The plot is non-linear and often doesn't make a whole lot of sense, but vaguely we can say that what looks like Paris has become Necrocity, a place where the authorities have encouraged and even directly planned a crime wave, both for the sake of pleasure and also to justify the imposition of martial law by a Sade-ean police force. The whole city is some sort of skid row where people cling onto life and look forward to taking desperate pleasures where they can, drinking and shooting up, and dancing to crazy music in the night.

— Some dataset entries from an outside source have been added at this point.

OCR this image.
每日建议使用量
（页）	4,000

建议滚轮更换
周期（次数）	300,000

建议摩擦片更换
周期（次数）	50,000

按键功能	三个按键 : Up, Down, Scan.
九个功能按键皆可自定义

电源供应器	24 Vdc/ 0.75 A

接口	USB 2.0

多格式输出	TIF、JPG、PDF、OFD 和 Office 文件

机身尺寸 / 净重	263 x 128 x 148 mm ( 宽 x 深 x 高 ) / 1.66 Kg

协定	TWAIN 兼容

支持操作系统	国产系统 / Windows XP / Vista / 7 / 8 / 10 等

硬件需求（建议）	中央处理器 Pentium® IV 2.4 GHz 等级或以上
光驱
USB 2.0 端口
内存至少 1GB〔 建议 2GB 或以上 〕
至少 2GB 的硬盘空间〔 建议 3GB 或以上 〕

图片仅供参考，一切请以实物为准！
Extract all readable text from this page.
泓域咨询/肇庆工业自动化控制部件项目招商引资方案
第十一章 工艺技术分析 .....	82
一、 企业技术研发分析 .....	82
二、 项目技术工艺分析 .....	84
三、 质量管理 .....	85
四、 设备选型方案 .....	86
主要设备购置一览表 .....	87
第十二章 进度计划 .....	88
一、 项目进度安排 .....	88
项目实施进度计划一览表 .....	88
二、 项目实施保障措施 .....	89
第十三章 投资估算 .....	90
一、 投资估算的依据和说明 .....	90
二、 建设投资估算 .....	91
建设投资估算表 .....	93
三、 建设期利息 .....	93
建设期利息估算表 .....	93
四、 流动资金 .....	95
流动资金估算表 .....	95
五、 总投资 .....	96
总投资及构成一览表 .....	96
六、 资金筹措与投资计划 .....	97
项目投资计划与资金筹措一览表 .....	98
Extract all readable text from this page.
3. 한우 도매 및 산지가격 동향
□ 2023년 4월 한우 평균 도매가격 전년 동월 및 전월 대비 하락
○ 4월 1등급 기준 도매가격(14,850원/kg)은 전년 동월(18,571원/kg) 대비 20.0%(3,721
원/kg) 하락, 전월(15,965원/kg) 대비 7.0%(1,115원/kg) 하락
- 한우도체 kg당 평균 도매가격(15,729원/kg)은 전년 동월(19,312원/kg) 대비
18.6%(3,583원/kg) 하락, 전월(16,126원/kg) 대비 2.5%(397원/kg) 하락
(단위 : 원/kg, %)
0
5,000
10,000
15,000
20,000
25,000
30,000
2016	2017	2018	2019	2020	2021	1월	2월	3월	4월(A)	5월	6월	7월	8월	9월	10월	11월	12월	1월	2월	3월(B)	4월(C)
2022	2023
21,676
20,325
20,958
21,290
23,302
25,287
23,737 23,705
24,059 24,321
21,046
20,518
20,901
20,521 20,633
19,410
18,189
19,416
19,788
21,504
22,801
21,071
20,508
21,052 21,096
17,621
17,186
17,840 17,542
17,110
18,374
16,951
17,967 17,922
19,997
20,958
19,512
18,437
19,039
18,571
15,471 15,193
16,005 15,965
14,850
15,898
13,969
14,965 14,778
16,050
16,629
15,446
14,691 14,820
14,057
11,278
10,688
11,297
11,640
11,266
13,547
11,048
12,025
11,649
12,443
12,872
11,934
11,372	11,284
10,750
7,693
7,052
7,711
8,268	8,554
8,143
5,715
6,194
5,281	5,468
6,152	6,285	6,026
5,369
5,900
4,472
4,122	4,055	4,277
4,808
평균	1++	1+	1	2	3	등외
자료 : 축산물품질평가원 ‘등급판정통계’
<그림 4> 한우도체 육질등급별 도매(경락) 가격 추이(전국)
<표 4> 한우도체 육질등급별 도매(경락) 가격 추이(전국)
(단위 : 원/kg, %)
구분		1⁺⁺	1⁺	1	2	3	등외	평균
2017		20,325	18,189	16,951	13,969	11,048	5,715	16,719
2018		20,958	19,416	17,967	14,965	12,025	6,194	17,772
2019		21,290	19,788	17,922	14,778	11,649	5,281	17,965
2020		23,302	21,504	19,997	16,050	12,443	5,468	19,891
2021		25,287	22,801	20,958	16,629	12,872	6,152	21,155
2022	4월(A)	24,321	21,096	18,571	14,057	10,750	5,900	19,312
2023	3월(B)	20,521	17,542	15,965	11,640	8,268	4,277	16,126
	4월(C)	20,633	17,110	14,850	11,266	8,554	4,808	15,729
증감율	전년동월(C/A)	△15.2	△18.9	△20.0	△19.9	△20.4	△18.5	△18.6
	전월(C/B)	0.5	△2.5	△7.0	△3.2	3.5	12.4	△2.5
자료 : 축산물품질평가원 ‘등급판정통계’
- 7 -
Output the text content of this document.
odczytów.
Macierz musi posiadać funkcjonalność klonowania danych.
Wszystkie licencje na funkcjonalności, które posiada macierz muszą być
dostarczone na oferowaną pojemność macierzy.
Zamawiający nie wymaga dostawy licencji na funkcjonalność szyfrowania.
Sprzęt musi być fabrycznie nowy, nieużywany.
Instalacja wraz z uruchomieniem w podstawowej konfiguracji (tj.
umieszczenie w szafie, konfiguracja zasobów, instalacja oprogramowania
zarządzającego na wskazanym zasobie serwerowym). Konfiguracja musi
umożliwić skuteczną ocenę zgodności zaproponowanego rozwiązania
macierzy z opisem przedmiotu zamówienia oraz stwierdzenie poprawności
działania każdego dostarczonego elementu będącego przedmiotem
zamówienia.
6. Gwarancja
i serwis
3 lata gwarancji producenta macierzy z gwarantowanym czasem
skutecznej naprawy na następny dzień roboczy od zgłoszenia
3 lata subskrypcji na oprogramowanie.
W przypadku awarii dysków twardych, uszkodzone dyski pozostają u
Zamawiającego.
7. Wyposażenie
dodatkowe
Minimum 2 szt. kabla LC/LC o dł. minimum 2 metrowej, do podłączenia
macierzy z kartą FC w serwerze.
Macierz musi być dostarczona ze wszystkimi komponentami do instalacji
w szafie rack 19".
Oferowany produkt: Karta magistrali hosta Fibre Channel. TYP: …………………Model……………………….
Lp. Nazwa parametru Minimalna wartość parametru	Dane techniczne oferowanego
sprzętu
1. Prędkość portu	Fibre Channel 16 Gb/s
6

The movie took several years to complete, with work starting in 1979 and completion in 1985, according to the movie's afterword in the version I saw. It was shot on pretty much no budget, but manages to do more than exceptionally well. Special effects come down to tomato ketchup, and the violence is quite simulated. Even so the movie puts you into a trance that makes it all believable with a continuous poetic narration that is awed, the recycling of exceptionally well composed electronic musical motifs, and almost continuous use of superimpositions.

I am no expert in the politics of the era, but you don't have to be to note that he movie is criticising the treatment of Arabs in French society, or if not critiquing it, using it as a flavour for the movie. I sort of sat watching this movie giving free rein to my id, and it felt great. For people who would prefer to ignore the presence of their id, this movie may prove repugnant.